McCloudHistorically, chemical solutions were the foundation of the service provided by pest management firms. As environmental concerns arose and pesticide resistance became an issue, chemical reliance diminished. Chemically based service protocols have been replaced by multifaceted approaches using both non-chemical and chemical tools or integrated pest management (IPM). The good news is that these programs tend to be more effective, and provide long-term pest solutions when designed and performed correctly. In order to function properly, a partnership must be developed between the pest management professional (PMP) and the client. Selecting the right pest management firm to collaborate with is the first step.

The PMP Resume

All pest management firms must have the appropriate licensing to perform pest management services in their state. Other qualification should include:

  1. Proven experience in servicing similar facilities.
  2. Trained and certified technicians in urban entomology and pest management techniques.
  3. A well-trained work force in safe policies and procedures with a “safety first” attitude.
  4. The ability to provide a wide variety of pest management services that may be required at your site like bird management, fumigation, weed control and even bed bug control.
  5. Field personnel and support staff who communicate well and have the right tools to provide written documentation and reports. Electronic data collection systems are preferred.

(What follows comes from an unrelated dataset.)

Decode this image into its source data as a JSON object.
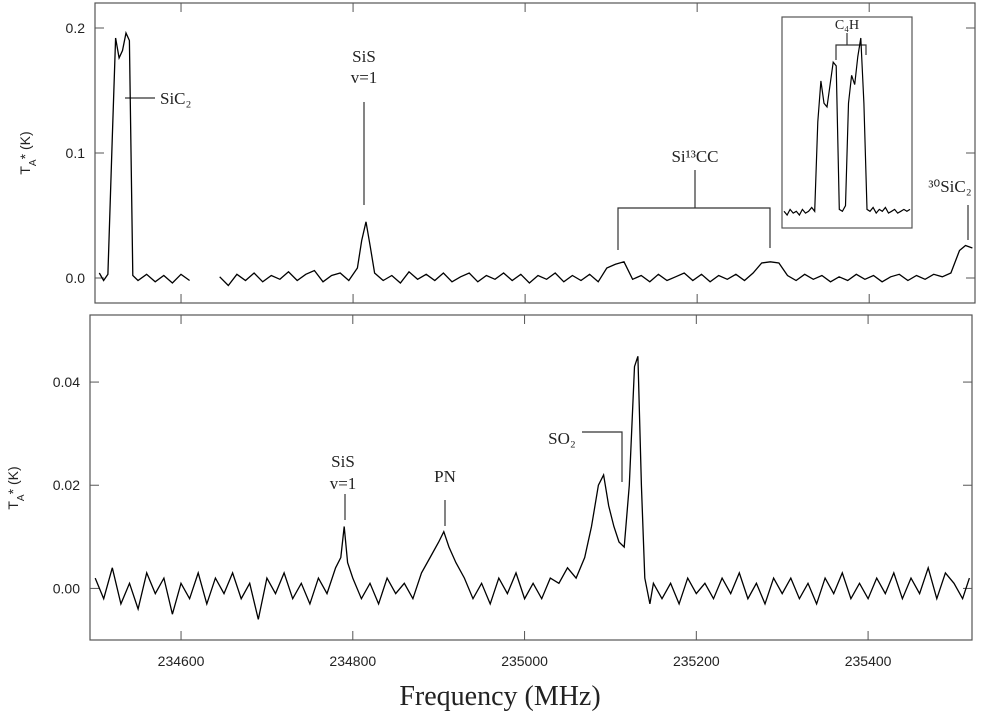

The program offerings should include a well-structured written program to serve as a road map for the services performed. Monitoring and inspection should form the foundation of the program. All monitoring devices should be numbered and mapped, and monitoring results should be recorded and tracked. Interior rodent traps fall into the monitoring device category. The service professional should use all monitoring devices as a foundation for further action, which includes additional inspection to find root causes and extent of the infestation. Additional control procedures should then be initiated as needed. Results and findings should be analyzed and utilized in pest prevention and response. If a problem does occur, look for a firm with a track record of quick response in resolving problems.

The service specialist visiting your facility should discuss his or her findings, actions and what you or your staff can do to help prevent pest problems at the end of each service. Electronic data collection will help support the verbal communication in providing detailed service records and trending reports. If possible, find a firm that can offer electronic alerts if certain pest population levels are exceeded. This is particularly useful when one individual oversees multiple facilities. An automatic alerting system can help facilitate monitoring multiple facilities for critical issues.

The PMP/Client Partnership

What is the client’s role in the program? You must respond by taking action on the service specialist’s recommendations. The goal will be to exclude pests and reduce those conditions which foster pest development. These recommendations will require:

  1. Strong sanitation programs to remove food sources for pests.
  2. Solid building maintenance programs to reduce pest harborage and help prevent pest entry.
  3. First in, first out (FIFO) system of stock rotation to help discourage the development of pests like stored product beetles and moths.
  4. Employee programs that hold staff accountable for their roles in pest prevention.

A multi-tooled approach with the right partnership can provide more effective, long-term control of pests. Partner with those firms that can provide a superior level of professionalism, safety and technology. Be prepared to assist in the program to ensure effectiveness.